Abstract:Schreier used the now-called Schreier sets to construct a counter-example to a question by Banach and Sak. A set is weak-Schreier if $\min S \ge |S|$, strong-Schreier if $\min S>|S|$, and maximal if $\min S = |S|$. For each $n\in \mathbb{N}$, define $M_n$ to be the number of weak-Schreier sets with $n$ being its maximum. If we define the Fibonacci sequence to be $F_{-1} = 1$, $F_0 = 0$ and $F_m = F_{m-1}+F_{m-2}$ for all $m\ge 1$, it is known that $M_n = F_{n}$ for all $n$.
Zeckendorf proved that every positive integer can be uniquely written as a sum of Fibonacci numbers such that no two summands are consecutive Fibonacci numbers. We focus on the important requirement that no two consecutive Fibonacci numbers are allowed to be in a sum and call this the Zeckendorf condition. For each $n\in \mathbb{N}$, define $E_n$ to be the number of subsets of $\{1,2,\ldots,n\}$ that satisfy the Zeckendorf condition. It is well-known that $E_n = F_{n+2}$.

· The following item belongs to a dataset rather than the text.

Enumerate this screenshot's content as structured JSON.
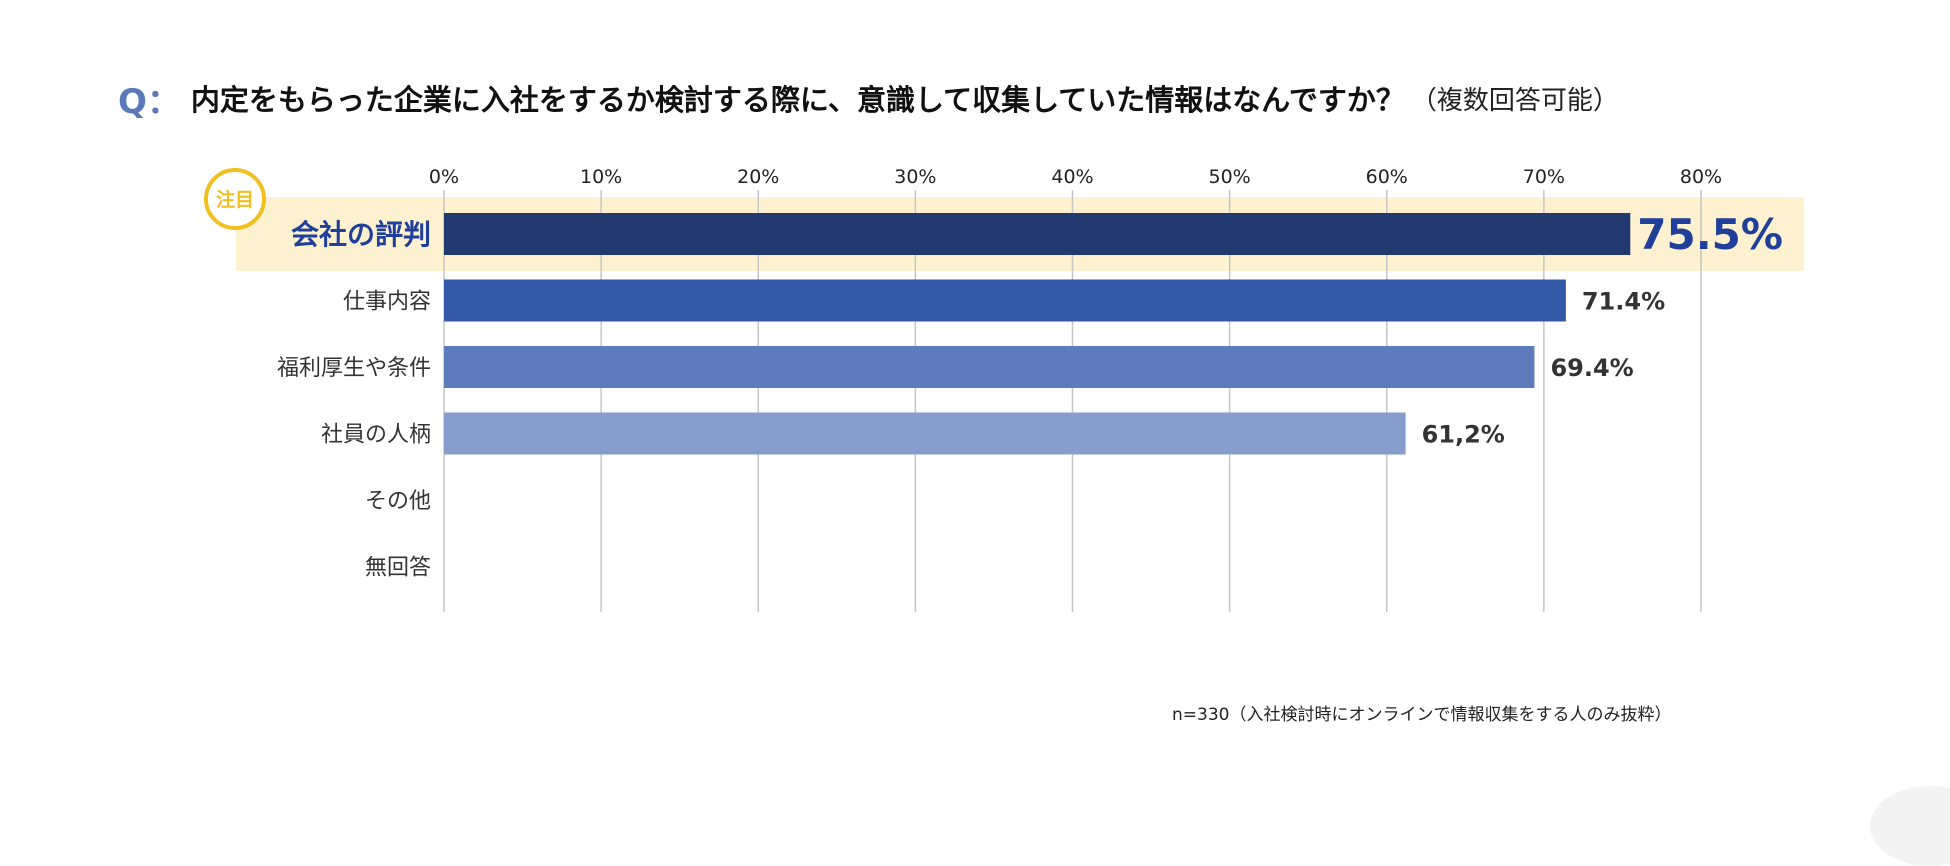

First, we show four other ways to see the Fibonacci sequence from counting Schreier sets. One of these ways gives the sequence $(C_n)_{n=1}^\infty$ such that $C_n = F_{n+2}$. Surprisingly, $C_n = E_n$ for all $n\in\mathbb{N}$. To connect these two separate results, we provide a bijective mapping to show that $C_n = E_n$ directly. Next, a natural question is about sequences formed by the number of sets that satisfy both the Schreier and the Zeckendorf conditions. In particular, we say that a set satisfies the $k$-Zeckendorf condition if any two numbers in the set are at least $k$ apart. We discover linear recurrence relations among the number of sets satisfying both the Schreier and the $k$-Zeckendorf conditions. Lastly, we find the existence of the Fibonacci sequence in the number of subsets of $\{1,2,\ldots, n\}$ whose two consecutive numbers in increasing order differ by an odd number.